Hermanns alternatief werkt niet bij iedereen

Het door Hermanns gepresenteerde alternatief van wraparound care (één coach maakt samen met de jongere en zijn omgeving een plan, red.) klinkt verleidelijk maar werkt niet bij alle jongeren. Dit kan wel slagen als er bij de jongere enige motivatie is voor het leiden van een goed leven en hij de hulpverlening accepteert. Als deze motivatie ontbreekt is het beter meer tijd door te brengen in de jeugdinrichting. Daar kan hij een verplicht programma volgen totdat er voldoende motivatie is om een verantwoorde start te maken met begeleiding en behandeling buiten de jeugdinrichting.
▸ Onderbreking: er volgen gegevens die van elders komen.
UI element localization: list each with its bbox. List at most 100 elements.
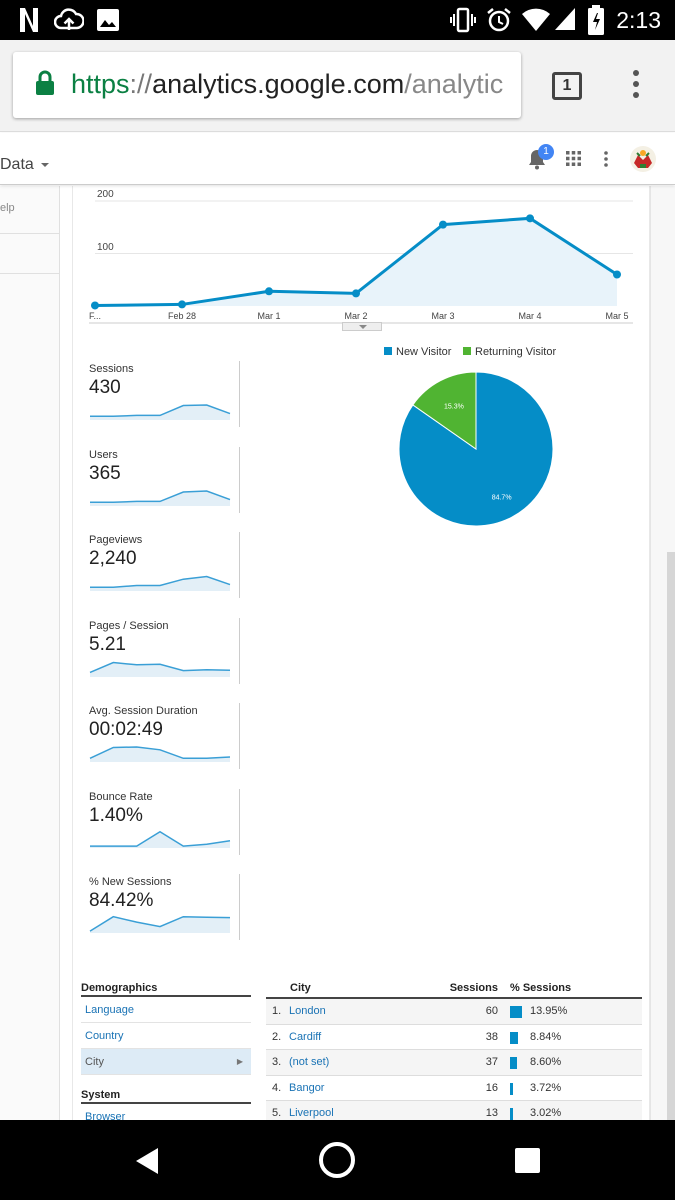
city-column-header[interactable]: City bbox=[290, 982, 311, 994]
legend-swatch bbox=[463, 347, 471, 355]
apps-grid-icon[interactable] bbox=[566, 151, 581, 166]
row-rank: 3. bbox=[272, 1056, 282, 1069]
demographics-item-country[interactable]: Country bbox=[81, 1023, 251, 1049]
metric-value: 2,240 bbox=[89, 548, 137, 569]
pct-sessions-column-header[interactable]: % Sessions bbox=[510, 982, 572, 994]
sparkline-line bbox=[90, 489, 231, 503]
data-point[interactable] bbox=[265, 287, 273, 296]
metric-label: Pageviews bbox=[89, 534, 143, 546]
metric-divider bbox=[239, 532, 240, 598]
pie-slice[interactable] bbox=[412, 371, 477, 450]
sessions-value: 38 bbox=[485, 1030, 498, 1043]
data-point[interactable] bbox=[91, 301, 99, 310]
vibrate-icon bbox=[450, 7, 476, 33]
pct-sessions-bar bbox=[510, 1108, 513, 1121]
metric-label: Bounce Rate bbox=[89, 790, 153, 803]
line-chart-svg bbox=[89, 200, 633, 324]
table-row: 2. Cardiff 38 8.84% bbox=[266, 1025, 642, 1051]
x-tick-label: F... bbox=[88, 311, 102, 321]
city-link[interactable]: London bbox=[289, 1005, 326, 1017]
sparkline-line bbox=[89, 915, 231, 932]
data-point[interactable] bbox=[178, 300, 186, 309]
table-header: City Sessions % Sessions bbox=[266, 980, 642, 999]
metric-card[interactable]: Avg. Session Duration 00:02:49 bbox=[89, 703, 241, 769]
data-point[interactable] bbox=[439, 220, 447, 229]
sparkline-area bbox=[90, 576, 230, 591]
row-rank: 1. bbox=[272, 1005, 282, 1017]
sparkline bbox=[90, 830, 231, 848]
metric-card[interactable]: Users 365 bbox=[89, 446, 241, 513]
x-tick-label: Mar 3 bbox=[431, 311, 455, 321]
sessions-value: 37 bbox=[485, 1056, 498, 1069]
url-separator: :// bbox=[129, 69, 153, 99]
demographics-heading: Demographics bbox=[81, 980, 251, 997]
demographics-nav: Demographics Language Country City ▶ Sys… bbox=[81, 980, 251, 1130]
sessions-value: 13 bbox=[485, 1107, 498, 1120]
x-tick-label: Mar 5 bbox=[605, 311, 629, 321]
city-link[interactable]: Liverpool bbox=[289, 1107, 334, 1120]
city-link[interactable]: Cardiff bbox=[289, 1030, 322, 1043]
metric-value: 5.21 bbox=[89, 633, 126, 655]
sparkline-area bbox=[90, 662, 230, 677]
metric-divider bbox=[239, 446, 240, 513]
avatar[interactable] bbox=[629, 145, 657, 173]
battery-icon bbox=[588, 5, 604, 35]
sessions-column-header[interactable]: Sessions bbox=[449, 982, 498, 994]
url-bar[interactable]: https://analytics.google.com/analytic bbox=[13, 52, 521, 118]
metric-divider bbox=[239, 703, 240, 769]
table-row: 3. (not set) 37 8.60% bbox=[266, 1050, 642, 1076]
metric-card[interactable]: Pageviews 2,240 bbox=[89, 532, 241, 598]
system-heading: System bbox=[81, 1087, 251, 1104]
wifi-icon bbox=[522, 8, 550, 31]
legend-item-new-visitor: New Visitor bbox=[384, 346, 451, 358]
demographics-item-language[interactable]: Language bbox=[81, 997, 251, 1023]
row-rank: 2. bbox=[272, 1030, 282, 1043]
back-icon[interactable] bbox=[134, 1147, 160, 1175]
chart-collapse-handle[interactable] bbox=[342, 322, 382, 331]
sparkline-area bbox=[90, 405, 230, 420]
city-link[interactable]: (not set) bbox=[289, 1056, 330, 1069]
scrollbar-thumb[interactable] bbox=[667, 552, 675, 1120]
home-button[interactable] bbox=[319, 1142, 355, 1178]
data-point[interactable] bbox=[526, 214, 534, 223]
demographics-item-city[interactable]: City ▶ bbox=[81, 1049, 251, 1075]
metric-card[interactable]: % New Sessions 84.42% bbox=[89, 874, 241, 940]
help-nav-item[interactable]: elp bbox=[0, 202, 15, 214]
recents-button[interactable] bbox=[515, 1148, 540, 1173]
pie-slice-label: 15.3% bbox=[443, 403, 464, 411]
netflix-icon bbox=[20, 8, 38, 32]
legend-item-returning-visitor: Returning Visitor bbox=[463, 346, 556, 358]
sparkline-line bbox=[90, 830, 231, 847]
alarm-icon bbox=[487, 8, 511, 32]
sparkline-line bbox=[89, 746, 231, 760]
data-point[interactable] bbox=[613, 270, 621, 279]
sparkline-area bbox=[90, 831, 230, 848]
pie-svg bbox=[398, 371, 554, 527]
city-link[interactable]: Bangor bbox=[289, 1081, 325, 1094]
view-selector[interactable]: Data bbox=[0, 156, 50, 174]
caret-down-icon bbox=[41, 163, 50, 167]
tab-switcher-button[interactable]: 1 bbox=[552, 72, 582, 100]
more-options-icon[interactable] bbox=[603, 150, 609, 168]
metric-card[interactable]: Pages / Session 5.21 bbox=[89, 617, 241, 684]
sidebar-divider bbox=[0, 233, 60, 234]
x-tick-label: Mar 4 bbox=[518, 311, 542, 321]
status-bar: 2:13 bbox=[0, 0, 675, 40]
metric-label: % New Sessions bbox=[89, 876, 172, 888]
pie-slice-label: 84.7% bbox=[491, 494, 512, 502]
pct-sessions-value: 8.60% bbox=[530, 1056, 562, 1069]
metric-label: Users bbox=[89, 448, 118, 461]
audience-overview-panel: 100 200 F... Feb 28 Mar 1 Mar 2 Mar 3 Mar 4 Mar … bbox=[72, 186, 650, 1130]
y-tick-label: 200 bbox=[97, 189, 114, 200]
data-point[interactable] bbox=[352, 289, 360, 298]
pct-sessions-value: 8.84% bbox=[530, 1030, 562, 1043]
metric-card[interactable]: Bounce Rate 1.40% bbox=[89, 788, 241, 855]
image-icon bbox=[97, 9, 119, 31]
metric-divider bbox=[239, 361, 240, 427]
table-row: 1. London 60 13.95% bbox=[266, 999, 642, 1025]
url-path: /analytic bbox=[404, 69, 504, 99]
pct-sessions-bar bbox=[510, 1057, 518, 1070]
metric-card[interactable]: Sessions 430 bbox=[89, 361, 241, 427]
browser-menu-icon[interactable] bbox=[626, 70, 646, 102]
metric-label: Sessions bbox=[89, 363, 134, 375]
Met motiverende gespreksvoering en een verplicht dagprogramma wordt in de jeugdinrichting gewerkt aan de noodzakelijke geachte verandering. School, trainingen sociale en agressie beheersingsvaardigheden en therapie worden ingezet om de verandering op gang te krijgen.

Een vertrek uit de jeugdinrichting na twee weken en zo snel mogelijk starten met reclasseringsbegeleiding is lang niet altijd verantwoord. Zeker niet als een jongere geen motivatie heeft voor hulpverlening. Eigenlijk is dan op dat moment al duidelijk dat de jeugdreclassering een bijna onmogelijke taak op haar schouders heeft genomen en is het wachten op de volgende recidive.

Jaap Nagtegaal is projectleider en onderzoeker bij Justitiële Jeugdinrichting De Hunnerberg. Dit artikel verscheen eerder op Sociale Vraagstukken.